Protótipo rastreia e reproduz movimentos de pessoas

Além de cabeças robóticas capazes de escutar e emitir sons semelhantes aos de um humano, há a possibilidade de convivermos com máquinas que imitem como nos locomovemos. Pesquisadores da Universidade Cornell, nos Estados Unidos, desenvolveram um robô que captura a localização e a orientação de um indivíduo e, em tempo real, espelha esses movimentos.

Com quase 1,80m de altura, o robô ReMotion é equipado com um monitor no lugar da cabeça e rodas em vez dos pés. Associado a um sistema vestível minimamente invasivo, o NeckFace, fabricado também na universidade americana, ele rastreia os movimentos da cabeça e do corpo do usuário remoto e os repete simultaneamente.

O objetivo, segundo Mose Sakashita, um dos criadores, é que a máquina reproduza os movimentos rápidos e dinâmicos de uma pessoa em tempo real. "Essa amplitude de movimento é praticamente perdida em um ambiente virtual, assim como as maneiras sutis de os colaboradores se comunicarem por meio da linguagem corporal e das expressões", afirma, em nota.

O projeto — apresentado em abril, na Association for Computing Machinery CHI Conference on Human Factors in Computing Systems, na Alemanha — tem algumas limitações. Um deles é a falta de autonomia suficiente para mapear automaticamente os movimentos pretendidos de um usuário.

A intenção da equipe é usar a solução tecnológica em áreas diversas. "O ReMotion pode ser ainda mais adaptado para oferecer suporte a várias atividades remotas, desde visitar e se locomover na casa de um pai idoso até um professor ensinando alunos remotamente", ilustra Sakashita. "Como trabalho futuro, o sistema também poderá ser integrado com braços robóticos para permitir tarefas de manipulação física. Por exemplo, carregar objetos ou auxiliar em operações cirúrgicas." 

 

Robôs ajudam na localização de objetos perdidos

Usando inteligência artificial, engenheiros da Universidade de Waterloo, no Canadá, desenvolveram uma memória artificial que permite que robôs assistivos consigam ajudar pessoas com limitações, como Alzheimer, a localizar rapidamente objetos perdidos, como chaves, óculos e celulares.

A partir de um algoritmo de detecção, a máquina rastreia e mantém um registro de memória de objetos específicos em sua visão de câmera por meio de vídeo armazenado.

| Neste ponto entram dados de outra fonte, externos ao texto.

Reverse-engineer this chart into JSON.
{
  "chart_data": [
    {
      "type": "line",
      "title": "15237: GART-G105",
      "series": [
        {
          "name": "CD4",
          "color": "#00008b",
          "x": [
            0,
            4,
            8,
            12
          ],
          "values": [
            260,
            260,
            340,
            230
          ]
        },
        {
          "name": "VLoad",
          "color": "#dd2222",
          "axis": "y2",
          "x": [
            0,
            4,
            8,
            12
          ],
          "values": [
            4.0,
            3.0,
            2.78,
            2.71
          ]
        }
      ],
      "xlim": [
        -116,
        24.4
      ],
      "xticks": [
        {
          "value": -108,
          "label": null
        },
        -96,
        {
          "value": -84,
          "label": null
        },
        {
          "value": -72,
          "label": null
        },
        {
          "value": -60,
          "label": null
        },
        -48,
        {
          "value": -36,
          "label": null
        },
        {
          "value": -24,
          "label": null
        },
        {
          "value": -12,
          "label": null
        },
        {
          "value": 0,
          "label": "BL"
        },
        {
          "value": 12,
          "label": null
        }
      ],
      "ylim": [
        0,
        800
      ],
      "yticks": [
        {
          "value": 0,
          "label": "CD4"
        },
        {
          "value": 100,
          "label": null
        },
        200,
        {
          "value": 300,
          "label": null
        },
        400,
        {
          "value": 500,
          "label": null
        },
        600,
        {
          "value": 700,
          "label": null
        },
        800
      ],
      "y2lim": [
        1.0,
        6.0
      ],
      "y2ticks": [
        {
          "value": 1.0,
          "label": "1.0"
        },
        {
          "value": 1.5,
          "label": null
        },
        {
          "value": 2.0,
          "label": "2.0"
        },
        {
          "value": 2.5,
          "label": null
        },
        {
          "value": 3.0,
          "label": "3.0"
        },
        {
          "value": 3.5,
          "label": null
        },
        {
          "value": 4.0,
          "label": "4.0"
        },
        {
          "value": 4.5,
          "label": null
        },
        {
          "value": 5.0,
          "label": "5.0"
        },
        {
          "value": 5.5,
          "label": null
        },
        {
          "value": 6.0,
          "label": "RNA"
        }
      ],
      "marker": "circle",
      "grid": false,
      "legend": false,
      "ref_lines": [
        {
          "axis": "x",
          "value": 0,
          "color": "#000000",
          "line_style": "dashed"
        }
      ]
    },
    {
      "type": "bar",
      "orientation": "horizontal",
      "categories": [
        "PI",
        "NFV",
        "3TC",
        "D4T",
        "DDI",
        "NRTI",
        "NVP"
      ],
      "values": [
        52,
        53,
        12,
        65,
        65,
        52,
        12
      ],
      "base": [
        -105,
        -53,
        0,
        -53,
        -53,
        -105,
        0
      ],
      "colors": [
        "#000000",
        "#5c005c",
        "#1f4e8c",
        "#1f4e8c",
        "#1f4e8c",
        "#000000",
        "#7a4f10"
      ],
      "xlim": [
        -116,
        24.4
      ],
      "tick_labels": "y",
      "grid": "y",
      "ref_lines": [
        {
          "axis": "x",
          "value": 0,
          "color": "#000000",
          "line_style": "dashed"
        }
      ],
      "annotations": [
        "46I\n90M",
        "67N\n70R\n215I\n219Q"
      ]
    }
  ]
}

Além de distinguir um objeto do outro, ela registra a hora e a data em que os objetos entram ou saem de sua visualização. A partir dessas informações base, consegue encontrá-los.

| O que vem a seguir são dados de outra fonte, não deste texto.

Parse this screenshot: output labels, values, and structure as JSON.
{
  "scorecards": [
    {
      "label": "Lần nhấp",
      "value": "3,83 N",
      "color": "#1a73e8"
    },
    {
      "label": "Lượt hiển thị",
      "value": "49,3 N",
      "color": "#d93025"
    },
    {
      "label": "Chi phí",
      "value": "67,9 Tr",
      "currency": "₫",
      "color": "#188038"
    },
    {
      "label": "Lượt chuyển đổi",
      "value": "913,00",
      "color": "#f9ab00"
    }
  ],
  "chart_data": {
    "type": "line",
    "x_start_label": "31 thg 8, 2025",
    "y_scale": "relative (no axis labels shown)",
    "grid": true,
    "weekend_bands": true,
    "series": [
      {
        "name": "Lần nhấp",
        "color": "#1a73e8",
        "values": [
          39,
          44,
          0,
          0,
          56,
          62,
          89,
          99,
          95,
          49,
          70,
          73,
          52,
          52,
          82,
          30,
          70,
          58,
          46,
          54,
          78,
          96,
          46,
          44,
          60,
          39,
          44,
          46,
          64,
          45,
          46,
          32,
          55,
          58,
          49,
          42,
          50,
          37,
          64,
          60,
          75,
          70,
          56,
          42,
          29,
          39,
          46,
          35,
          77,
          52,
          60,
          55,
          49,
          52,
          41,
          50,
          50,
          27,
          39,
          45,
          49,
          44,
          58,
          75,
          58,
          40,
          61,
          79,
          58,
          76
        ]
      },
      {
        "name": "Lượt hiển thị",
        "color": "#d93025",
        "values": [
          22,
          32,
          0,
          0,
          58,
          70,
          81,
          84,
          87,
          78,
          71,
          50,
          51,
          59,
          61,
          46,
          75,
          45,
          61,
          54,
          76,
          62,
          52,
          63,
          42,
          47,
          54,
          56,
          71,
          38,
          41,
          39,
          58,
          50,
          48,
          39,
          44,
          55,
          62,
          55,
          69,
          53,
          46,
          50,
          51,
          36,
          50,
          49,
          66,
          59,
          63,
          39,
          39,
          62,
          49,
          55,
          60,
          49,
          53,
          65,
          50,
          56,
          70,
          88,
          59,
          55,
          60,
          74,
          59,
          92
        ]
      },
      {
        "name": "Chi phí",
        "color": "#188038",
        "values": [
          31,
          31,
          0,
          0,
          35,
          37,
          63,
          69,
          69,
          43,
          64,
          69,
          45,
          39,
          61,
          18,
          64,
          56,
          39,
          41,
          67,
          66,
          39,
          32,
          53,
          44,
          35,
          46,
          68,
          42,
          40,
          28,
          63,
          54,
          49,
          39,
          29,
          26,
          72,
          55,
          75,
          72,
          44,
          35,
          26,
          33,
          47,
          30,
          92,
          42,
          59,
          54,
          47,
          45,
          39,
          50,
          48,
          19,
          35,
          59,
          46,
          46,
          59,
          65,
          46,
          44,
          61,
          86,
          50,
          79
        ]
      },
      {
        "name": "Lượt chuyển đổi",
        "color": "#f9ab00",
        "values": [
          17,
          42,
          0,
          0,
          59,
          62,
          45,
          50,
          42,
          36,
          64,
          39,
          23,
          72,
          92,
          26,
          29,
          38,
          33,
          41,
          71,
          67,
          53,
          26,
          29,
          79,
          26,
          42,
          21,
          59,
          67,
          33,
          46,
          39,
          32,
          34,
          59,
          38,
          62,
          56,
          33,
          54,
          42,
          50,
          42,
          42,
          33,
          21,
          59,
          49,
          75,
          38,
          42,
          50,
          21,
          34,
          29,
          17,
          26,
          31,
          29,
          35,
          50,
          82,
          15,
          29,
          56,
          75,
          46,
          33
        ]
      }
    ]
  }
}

Para isso, os pesquisadores também desenvolveram uma interface gráfica que permite que o usuário escolha os objetos a serem rastreados. Ao digitar em um aplicativo de smartphone ou em um computador o nome do que procura, o robô indica quando e onde observou o objeto pela última vez. Os testes mostraram que o sistema é altamente preciso.

O uso da solução tecnológica é simples, podendo ser facilmente operada tanto pela pessoa com Alzheimer quanto por um familiar ou um cuidador, segundo os criadores. Embora o foco inicial seja ajudar um grupo específico de pessoas, a tecnologia poderá fazer parte do cotidiano de qualquer pessoa que esteja à procura de algo perdido, planeja a equipe.

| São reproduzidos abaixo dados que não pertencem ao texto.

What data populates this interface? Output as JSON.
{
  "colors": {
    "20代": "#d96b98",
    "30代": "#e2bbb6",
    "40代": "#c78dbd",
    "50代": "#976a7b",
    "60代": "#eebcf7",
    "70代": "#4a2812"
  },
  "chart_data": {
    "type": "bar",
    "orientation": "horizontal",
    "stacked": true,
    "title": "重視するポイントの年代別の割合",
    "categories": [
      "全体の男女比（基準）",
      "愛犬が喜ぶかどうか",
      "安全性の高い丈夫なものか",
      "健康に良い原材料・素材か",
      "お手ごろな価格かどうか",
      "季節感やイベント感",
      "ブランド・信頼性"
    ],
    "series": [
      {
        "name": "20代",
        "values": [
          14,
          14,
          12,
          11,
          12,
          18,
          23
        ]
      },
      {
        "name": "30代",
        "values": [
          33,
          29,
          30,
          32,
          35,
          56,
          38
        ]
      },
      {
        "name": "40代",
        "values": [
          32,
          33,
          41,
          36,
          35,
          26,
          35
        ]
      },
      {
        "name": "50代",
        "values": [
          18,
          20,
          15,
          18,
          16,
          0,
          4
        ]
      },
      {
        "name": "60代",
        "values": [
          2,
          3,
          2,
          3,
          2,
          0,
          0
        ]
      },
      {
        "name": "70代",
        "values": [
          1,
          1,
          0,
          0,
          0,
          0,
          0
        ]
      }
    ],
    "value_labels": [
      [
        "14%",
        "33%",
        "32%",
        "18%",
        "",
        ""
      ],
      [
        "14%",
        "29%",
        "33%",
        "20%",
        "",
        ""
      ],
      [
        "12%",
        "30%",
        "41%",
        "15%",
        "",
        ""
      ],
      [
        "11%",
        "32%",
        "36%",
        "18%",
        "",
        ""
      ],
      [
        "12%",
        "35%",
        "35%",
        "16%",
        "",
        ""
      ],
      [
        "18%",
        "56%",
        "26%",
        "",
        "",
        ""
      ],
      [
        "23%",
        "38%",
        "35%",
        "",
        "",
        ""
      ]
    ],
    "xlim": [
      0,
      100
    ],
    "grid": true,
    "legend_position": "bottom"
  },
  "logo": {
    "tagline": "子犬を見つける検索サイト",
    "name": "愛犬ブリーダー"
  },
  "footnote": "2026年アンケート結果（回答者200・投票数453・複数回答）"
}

"O impacto a longo prazo disso é realmente empolgante", enfatiza, em nota, Ali Ayub, pós-doutorando em engenharia elétrica e de computação e um dos responsáveis pelo projeto. "Um usuário pode se envolver não apenas com um robô companheiro, mas também com um robô companheiro personalizado, que pode lhe dar mais independência." A solução foi apresentada, recentemente, na Conferência Internacional ACM/IEEE sobre Interação Humano-Robô, na Suécia.